[5956] in bugtraq
Re: Correction: CPSN 9:971208: Solaris /var Permission Problems
daemon@ATHENA.MIT.EDU (Tom Perrine)
Tue Jan 13 20:06:34 1998
Date: Tue, 13 Jan 1998 14:48:15 -0800
Reply-To: Tom Perrine <tep@SDSC.EDU>
From: Tom Perrine <tep@SDSC.EDU>
X-To: rmikesel@RMIKESEL.OGDEN.DISA.MIL
To: BUGTRAQ@NETSPACE.ORG
In-Reply-To: <XFMail.980113125203.rmikesel@rmikesel.ogden.disa.mil> (message
from Randy Mikesell on Tue, 13 Jan 1998 12:43:06 -0700)

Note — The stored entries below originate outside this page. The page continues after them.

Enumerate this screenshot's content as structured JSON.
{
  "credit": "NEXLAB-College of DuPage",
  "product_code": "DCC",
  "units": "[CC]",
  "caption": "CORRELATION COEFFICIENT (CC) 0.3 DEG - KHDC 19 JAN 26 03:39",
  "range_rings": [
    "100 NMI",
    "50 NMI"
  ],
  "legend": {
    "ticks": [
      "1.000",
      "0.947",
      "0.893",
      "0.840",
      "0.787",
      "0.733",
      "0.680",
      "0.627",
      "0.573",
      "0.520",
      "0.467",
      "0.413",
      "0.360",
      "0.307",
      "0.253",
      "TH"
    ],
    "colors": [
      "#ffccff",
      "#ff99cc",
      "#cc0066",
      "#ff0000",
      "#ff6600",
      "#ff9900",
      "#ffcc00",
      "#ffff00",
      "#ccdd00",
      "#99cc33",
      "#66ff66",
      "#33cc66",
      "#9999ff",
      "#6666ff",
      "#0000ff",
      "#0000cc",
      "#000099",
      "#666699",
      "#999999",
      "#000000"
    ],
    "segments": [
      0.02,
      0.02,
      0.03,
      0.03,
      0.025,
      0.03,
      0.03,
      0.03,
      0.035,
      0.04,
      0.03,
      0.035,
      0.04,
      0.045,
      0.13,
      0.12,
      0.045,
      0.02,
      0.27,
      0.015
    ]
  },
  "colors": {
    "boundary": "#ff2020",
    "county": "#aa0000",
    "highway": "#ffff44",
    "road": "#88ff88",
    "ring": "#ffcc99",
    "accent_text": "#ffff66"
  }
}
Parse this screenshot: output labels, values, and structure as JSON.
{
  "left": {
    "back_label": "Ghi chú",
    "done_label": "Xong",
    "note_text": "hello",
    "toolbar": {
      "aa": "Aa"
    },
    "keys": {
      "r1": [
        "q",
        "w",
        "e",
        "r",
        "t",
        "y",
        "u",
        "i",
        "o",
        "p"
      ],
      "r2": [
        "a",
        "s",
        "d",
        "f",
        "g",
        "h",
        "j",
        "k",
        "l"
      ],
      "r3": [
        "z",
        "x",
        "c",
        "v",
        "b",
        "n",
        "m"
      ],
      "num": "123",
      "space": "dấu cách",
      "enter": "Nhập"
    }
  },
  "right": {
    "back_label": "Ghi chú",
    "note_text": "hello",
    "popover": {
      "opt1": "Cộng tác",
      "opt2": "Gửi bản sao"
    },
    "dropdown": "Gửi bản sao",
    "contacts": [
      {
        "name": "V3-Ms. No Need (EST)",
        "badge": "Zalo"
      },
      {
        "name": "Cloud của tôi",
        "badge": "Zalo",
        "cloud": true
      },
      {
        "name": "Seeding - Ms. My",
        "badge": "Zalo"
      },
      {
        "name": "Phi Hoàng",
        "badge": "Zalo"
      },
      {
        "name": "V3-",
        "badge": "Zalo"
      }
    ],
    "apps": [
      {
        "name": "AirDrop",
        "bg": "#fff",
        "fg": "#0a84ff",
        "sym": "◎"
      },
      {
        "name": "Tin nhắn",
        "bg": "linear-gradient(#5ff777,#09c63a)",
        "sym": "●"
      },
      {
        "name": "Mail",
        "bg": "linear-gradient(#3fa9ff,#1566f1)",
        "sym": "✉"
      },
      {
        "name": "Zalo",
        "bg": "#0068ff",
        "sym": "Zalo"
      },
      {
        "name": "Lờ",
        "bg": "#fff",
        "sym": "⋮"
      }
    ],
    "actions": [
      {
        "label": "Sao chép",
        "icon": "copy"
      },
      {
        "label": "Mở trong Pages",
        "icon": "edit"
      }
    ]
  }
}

>>>>> The moving finger of Randy Mikesell, having written:
Randy> Be careful on what you suggest. The last I heard, even Sun does not
Randy> recommend that you run ASET in high. I know of more than one box that
Randy> was trashed because the SA set ASET to high. It is a long and painfull
Randy> process to restore the system after ASET is finished with it. It may be
Randy> better to keep up on the patches and run scripts or other tools to keep
Randy> track of the permissions.
I highly recommend cfengine (GNU software) to set
owner/group/permissions for such things. We've been using cfengine to
"repair" vendor file permissions for over a year, as well as install
all kinds of extra software, such as Kerberos, SSH, logdaemon,
tcp_wrappers, etc.
A find followed by a cfengine run is a good idea. Letting cfengine
run every morning and at every re-boot is a Great Idea. A
self-healing installation.
--
Tom E. Perrine (tep@SDSC.EDU) | San Diego Supercomputer Center
http://www.sdsc.edu/~tep/ | Voice: +1.619.534.5000
I miss my 36-bit friends: Multics, TOPS-10, and TOPS-20.